A matter of inout

[Artur Skawina]

On 07/27/12 19:06, bearophile wrote:
> Artur Skawina:
> 
>> 'inout' basically means 'local const' - if you'd allow inout
>> data to be modified then it wouldn't be possible to call the
>> function with a const or immutable argument - which is the
>> whole point of inout...
>> You probably want 'inout(T)[]' if you're going to alter the
>> array.
> 
> Using inout(T)[] gives the same error:
> 
> import std.stdio;
> inout(T)[] forwardDifference(T)(inout(T)[] s, in int n) pure {
>     foreach (_; 0 .. n)
>         s[] -= s[1 .. $];
>     return s[0 .. $ - n];
> }
> void main() {
>     immutable A = [90.5, 47, 58, 29, 22, 32, 55, 5, 55, 73.5];
>     foreach (level; 0 .. A.length)
>         writeln(forwardDifference(A.dup, level));
> }

This alters not only the array, but also modifies the elements.
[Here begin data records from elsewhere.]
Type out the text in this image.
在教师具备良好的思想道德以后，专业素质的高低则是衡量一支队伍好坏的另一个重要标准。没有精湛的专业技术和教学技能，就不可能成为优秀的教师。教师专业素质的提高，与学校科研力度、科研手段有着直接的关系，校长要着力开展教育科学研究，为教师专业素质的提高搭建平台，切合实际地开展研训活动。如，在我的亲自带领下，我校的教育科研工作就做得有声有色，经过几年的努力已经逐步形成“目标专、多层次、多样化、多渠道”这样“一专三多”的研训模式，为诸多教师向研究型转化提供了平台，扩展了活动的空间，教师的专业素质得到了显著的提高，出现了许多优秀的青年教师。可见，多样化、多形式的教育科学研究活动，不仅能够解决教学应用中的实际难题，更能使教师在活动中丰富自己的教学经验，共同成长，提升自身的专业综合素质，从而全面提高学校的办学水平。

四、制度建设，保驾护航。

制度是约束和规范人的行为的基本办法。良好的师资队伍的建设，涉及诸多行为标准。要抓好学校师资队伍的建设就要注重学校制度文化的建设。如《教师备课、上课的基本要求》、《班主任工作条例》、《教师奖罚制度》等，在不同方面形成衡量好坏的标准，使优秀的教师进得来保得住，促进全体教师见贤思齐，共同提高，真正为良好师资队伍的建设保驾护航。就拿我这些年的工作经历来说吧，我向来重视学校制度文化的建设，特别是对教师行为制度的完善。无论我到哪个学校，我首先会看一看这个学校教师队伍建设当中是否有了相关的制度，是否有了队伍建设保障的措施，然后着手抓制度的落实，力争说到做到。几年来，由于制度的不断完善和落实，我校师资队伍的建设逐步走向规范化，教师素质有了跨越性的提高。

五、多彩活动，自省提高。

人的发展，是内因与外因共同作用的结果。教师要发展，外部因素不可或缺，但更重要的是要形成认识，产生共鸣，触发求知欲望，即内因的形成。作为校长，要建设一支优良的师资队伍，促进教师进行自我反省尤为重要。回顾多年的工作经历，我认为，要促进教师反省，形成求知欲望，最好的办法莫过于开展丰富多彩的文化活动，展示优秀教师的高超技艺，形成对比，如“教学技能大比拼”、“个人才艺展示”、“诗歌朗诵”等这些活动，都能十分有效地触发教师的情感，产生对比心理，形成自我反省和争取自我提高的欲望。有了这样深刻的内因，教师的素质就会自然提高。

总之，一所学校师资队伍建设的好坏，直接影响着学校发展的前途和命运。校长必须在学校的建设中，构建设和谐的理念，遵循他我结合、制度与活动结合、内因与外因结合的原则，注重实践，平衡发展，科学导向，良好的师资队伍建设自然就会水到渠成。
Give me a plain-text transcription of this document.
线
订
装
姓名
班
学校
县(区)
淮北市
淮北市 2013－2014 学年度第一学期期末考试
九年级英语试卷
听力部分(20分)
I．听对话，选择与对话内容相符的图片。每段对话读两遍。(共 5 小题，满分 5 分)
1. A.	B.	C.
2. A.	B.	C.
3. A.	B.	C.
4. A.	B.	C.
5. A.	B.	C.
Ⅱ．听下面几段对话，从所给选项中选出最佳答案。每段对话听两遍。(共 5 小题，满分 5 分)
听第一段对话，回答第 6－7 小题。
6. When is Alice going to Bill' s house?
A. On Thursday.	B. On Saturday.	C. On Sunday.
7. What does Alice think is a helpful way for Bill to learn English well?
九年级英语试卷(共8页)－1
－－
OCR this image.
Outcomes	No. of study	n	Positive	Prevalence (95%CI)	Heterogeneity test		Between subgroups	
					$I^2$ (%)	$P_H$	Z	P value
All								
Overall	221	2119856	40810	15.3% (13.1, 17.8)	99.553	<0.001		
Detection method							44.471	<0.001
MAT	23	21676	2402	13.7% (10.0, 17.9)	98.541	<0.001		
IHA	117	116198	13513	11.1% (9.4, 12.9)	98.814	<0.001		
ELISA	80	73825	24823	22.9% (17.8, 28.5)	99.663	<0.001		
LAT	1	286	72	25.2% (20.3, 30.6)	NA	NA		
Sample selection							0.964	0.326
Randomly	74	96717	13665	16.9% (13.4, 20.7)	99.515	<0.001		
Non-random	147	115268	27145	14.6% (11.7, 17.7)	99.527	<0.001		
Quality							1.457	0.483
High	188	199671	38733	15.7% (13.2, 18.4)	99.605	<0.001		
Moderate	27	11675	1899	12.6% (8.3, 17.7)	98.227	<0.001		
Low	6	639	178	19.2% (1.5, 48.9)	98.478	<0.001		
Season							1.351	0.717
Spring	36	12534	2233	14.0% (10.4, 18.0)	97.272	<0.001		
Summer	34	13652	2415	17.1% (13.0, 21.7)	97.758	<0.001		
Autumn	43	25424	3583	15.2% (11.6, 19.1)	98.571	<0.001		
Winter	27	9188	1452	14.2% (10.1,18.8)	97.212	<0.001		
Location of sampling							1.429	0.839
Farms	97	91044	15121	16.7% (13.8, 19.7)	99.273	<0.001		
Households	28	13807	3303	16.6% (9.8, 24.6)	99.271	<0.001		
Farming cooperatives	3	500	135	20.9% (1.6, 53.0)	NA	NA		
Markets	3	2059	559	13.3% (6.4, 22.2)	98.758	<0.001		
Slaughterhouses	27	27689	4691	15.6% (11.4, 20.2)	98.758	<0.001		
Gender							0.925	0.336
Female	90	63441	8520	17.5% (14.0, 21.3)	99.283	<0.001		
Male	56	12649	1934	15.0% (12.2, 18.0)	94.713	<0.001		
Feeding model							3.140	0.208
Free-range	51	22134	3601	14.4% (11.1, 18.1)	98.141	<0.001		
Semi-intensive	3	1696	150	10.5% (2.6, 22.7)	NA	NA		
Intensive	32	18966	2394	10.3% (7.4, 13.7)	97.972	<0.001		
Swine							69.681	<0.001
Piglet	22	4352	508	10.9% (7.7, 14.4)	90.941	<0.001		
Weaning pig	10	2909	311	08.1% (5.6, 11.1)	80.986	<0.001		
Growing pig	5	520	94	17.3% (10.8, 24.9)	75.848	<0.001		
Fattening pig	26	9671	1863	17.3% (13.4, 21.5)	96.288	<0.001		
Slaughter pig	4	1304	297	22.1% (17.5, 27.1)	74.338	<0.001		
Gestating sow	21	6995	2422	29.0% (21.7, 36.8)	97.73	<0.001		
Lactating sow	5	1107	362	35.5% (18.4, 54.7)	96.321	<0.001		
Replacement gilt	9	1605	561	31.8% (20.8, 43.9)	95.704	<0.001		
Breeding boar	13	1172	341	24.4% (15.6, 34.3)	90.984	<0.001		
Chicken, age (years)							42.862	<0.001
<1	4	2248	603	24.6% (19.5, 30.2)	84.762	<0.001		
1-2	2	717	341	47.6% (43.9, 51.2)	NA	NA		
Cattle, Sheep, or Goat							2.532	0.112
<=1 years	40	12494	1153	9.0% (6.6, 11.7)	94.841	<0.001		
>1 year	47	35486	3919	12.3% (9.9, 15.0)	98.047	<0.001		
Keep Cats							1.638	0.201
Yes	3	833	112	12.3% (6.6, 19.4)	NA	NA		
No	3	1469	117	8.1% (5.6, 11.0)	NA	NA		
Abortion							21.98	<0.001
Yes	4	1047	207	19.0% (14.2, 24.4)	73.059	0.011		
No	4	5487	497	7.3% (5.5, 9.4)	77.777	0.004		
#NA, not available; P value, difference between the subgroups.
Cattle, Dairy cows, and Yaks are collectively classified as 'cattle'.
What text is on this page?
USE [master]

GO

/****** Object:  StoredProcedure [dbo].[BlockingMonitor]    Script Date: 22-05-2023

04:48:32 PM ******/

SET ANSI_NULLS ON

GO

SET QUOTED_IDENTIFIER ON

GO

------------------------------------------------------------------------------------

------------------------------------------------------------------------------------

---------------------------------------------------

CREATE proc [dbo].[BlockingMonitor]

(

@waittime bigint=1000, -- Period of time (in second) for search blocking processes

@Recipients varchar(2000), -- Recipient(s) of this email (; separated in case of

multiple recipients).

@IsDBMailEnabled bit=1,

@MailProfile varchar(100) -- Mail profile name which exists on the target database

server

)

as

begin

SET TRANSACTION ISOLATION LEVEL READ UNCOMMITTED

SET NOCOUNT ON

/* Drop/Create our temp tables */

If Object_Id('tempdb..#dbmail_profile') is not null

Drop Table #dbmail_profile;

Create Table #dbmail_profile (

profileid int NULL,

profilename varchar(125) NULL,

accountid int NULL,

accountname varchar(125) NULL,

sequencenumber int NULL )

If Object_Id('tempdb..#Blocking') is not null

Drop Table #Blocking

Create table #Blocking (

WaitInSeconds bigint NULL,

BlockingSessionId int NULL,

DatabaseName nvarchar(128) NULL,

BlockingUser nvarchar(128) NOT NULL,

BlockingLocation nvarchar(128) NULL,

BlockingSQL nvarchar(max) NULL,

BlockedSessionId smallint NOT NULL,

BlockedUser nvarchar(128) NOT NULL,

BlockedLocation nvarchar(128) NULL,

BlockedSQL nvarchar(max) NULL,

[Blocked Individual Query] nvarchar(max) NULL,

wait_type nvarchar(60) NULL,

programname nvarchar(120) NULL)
Using just 'T' instead of 'inout(T)' will do the right thing;
why would you like to use inout in cases like this one? 'inout'
allows you to not write two or more /identical/ function bodies
when the code can deal with immutable/const/mutable; functions
that modify the data in-place obviously can't do that.

artur